Williams grew up in Moss Side, a place he describes as a cultural melting pot, with a large Somali, Caribbean and Irish community. “It’s a place you wouldn’t particularly want to live because it was quite deprived. But equally, it developed a real sense of spirit and a real element of everything we need is here.”
I asked Reece about the intersection of his Black and working-class identities, and how this has influenced his work. He says, “The majority of my work is either personal, lived experience or collective experience while driving on peers and driving on the community’s experiences.”
The show also wrestles with being British and ideas surrounding British identity. “Because of the hostile environment that I’ve lived through, I struggle with how proud I am to say that I’m actually British. I feel like I do belong here in the sense that I’m a part of a community, a community that my grandparents and my parents built. And equally, I’m British, because my passport says so.”

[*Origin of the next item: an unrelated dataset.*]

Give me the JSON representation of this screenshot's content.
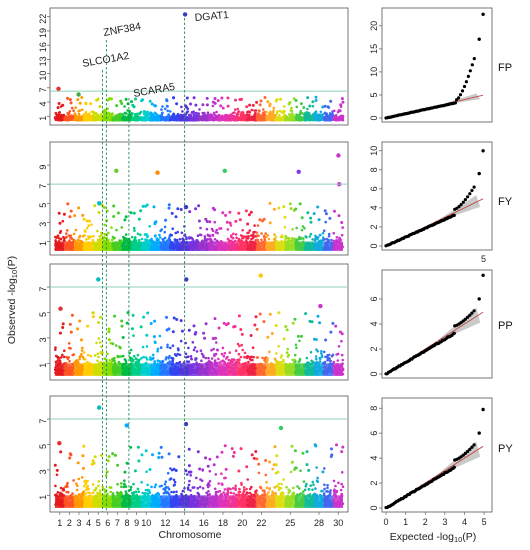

Williams’ grandparents were invited to the UK from Jamaica in 1961, to help rebuild the country after the Second World War. An important part of his work is affirming the authenticity of stories from the diaspora as British stories.
Williams’ literary journey has been transformative. He reflects back by saying, “It’s been a beautiful journey. I wouldn’t be the person that I am today if I didn’t pick up a pen and write.”
In a career full of highlights, including the opportunity to perform in Australia, he has found working with and inspiring the next generation of writers to be the most rewarding part. “I think how I measure myself in ten years is not how many collections are published, or how many awards were won, but how many vibrant young, talented minds I have had a positive impact on.”